Diet drinks linked to increase in metabolic syndrome

14th February 2008
News web pic 2_69.jpg
Study shows drinkers of diet drinks 34 percent more likely to suffer from disease.

Metabolic syndrome is a cluster of cardiovascular disease and diabetes risk factors including elevated waist circumference, high blood pressure, elevated triglycerides, low levels of high-density lipoprotein cholesterol and high fasting glucose levels.  The presence of three or more of the factors increases a person’s risk of developing diabetes and cardiovascular disease.

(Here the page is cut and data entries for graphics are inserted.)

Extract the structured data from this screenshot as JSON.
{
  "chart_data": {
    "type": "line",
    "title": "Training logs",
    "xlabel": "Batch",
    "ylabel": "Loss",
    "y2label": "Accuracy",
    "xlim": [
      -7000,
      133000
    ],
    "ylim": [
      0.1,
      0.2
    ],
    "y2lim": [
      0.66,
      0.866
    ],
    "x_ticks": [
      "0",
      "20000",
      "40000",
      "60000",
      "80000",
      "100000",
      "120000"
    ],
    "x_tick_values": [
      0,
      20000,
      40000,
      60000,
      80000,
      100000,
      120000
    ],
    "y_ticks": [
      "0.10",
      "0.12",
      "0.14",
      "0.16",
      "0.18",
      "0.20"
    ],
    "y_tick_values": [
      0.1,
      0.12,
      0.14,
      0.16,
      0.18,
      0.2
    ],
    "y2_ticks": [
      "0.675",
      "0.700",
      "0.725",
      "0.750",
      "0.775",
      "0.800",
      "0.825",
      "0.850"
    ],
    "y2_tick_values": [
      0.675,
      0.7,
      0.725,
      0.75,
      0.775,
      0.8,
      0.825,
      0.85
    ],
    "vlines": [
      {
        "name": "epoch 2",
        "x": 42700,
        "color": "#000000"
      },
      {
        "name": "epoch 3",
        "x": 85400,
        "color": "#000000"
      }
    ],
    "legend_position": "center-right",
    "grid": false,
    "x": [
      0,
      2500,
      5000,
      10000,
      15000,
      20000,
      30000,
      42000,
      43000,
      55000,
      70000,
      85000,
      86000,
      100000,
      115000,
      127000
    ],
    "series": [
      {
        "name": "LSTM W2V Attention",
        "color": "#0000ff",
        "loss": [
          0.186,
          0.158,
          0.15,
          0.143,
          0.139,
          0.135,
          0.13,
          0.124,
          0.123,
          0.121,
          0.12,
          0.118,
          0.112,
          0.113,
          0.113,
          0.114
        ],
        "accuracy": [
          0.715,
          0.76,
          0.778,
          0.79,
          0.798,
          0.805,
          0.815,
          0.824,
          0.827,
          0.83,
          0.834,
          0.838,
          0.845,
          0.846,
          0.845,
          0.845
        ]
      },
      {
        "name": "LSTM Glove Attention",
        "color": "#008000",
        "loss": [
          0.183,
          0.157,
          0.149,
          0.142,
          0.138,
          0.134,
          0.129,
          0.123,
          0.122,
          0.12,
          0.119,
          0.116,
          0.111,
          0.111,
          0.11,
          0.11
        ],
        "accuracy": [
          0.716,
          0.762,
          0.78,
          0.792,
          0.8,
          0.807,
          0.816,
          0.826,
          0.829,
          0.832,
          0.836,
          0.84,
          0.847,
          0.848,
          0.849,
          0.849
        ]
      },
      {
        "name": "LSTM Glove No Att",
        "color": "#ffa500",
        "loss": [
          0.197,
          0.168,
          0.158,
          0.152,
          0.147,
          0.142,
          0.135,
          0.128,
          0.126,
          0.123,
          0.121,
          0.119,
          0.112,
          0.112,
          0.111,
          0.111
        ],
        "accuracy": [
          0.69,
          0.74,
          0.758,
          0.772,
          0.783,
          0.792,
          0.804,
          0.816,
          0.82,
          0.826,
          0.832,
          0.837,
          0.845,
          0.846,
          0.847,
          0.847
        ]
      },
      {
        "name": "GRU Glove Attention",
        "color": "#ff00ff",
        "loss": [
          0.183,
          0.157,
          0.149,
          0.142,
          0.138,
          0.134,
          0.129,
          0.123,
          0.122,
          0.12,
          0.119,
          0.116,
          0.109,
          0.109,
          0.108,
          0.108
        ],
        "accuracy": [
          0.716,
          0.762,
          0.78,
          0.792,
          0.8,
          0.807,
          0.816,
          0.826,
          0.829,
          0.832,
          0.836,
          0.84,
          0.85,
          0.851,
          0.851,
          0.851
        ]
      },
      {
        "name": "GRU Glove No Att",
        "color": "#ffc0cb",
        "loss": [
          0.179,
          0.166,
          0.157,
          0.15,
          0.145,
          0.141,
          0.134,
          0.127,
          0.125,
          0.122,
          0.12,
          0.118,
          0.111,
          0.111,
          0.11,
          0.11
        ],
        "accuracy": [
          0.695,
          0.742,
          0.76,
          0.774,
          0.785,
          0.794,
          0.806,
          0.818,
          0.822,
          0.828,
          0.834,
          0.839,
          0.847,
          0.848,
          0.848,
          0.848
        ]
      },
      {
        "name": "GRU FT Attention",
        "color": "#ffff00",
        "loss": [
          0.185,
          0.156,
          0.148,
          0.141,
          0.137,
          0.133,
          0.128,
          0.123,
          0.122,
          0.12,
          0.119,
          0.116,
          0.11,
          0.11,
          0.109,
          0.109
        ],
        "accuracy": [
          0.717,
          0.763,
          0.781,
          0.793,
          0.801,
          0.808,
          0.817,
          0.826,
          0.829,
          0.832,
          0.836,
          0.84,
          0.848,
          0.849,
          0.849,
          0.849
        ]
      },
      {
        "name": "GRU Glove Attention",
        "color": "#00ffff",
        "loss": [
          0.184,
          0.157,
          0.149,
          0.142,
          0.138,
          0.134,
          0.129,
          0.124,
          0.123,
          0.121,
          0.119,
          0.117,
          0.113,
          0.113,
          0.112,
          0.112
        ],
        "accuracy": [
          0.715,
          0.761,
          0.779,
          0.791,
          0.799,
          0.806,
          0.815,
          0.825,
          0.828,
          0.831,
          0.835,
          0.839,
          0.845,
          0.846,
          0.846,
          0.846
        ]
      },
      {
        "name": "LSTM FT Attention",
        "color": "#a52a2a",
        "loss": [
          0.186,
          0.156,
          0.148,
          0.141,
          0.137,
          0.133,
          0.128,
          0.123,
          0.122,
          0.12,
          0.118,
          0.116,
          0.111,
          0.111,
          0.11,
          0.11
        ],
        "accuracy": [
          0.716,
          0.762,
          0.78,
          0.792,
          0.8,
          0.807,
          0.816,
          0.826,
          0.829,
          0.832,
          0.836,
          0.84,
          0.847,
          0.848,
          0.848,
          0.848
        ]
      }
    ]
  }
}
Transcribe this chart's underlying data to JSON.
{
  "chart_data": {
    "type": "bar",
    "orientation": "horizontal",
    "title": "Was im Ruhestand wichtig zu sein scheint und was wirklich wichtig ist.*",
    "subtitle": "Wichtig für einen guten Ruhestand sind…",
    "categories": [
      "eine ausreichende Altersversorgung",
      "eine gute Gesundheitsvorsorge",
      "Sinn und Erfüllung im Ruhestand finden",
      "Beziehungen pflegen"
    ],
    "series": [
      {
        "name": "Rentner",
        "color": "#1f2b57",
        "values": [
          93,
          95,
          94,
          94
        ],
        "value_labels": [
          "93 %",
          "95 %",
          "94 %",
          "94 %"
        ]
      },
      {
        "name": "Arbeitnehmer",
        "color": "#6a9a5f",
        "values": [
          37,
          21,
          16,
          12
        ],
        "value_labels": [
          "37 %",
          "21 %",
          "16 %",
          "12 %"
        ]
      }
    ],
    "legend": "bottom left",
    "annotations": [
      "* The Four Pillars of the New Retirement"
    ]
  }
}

A new study conducted by Pamela Lutsey, Lyn Steffen, and June Stevens at the University of Minnesota on more than 9,500 men and women ages 45 to 64 and tracked their health for nine years found that otherwise-healthy adults who eat two or more servings of meat a day increase their risk of developing metabolic syndrome by 25 percent compared with those who eat meat twice a week.

Even more shocking is that the risk of developing metabolic syndrome was 34 percent higher among those who drank one can of diet soda a day compared with those who drank none.

There is no firm evidence from the study to explain the result. Co-author Lyn Steffen, an associate professor of epidemiology at the University said in the New York Times; “Why is it happening? Is it some kind of chemical in the diet soda, or something about the behavior of diet soda drinkers?”

Steffen said that one result was clear: Too much meat, fried foods and diet soda, do not add up to a healthy life.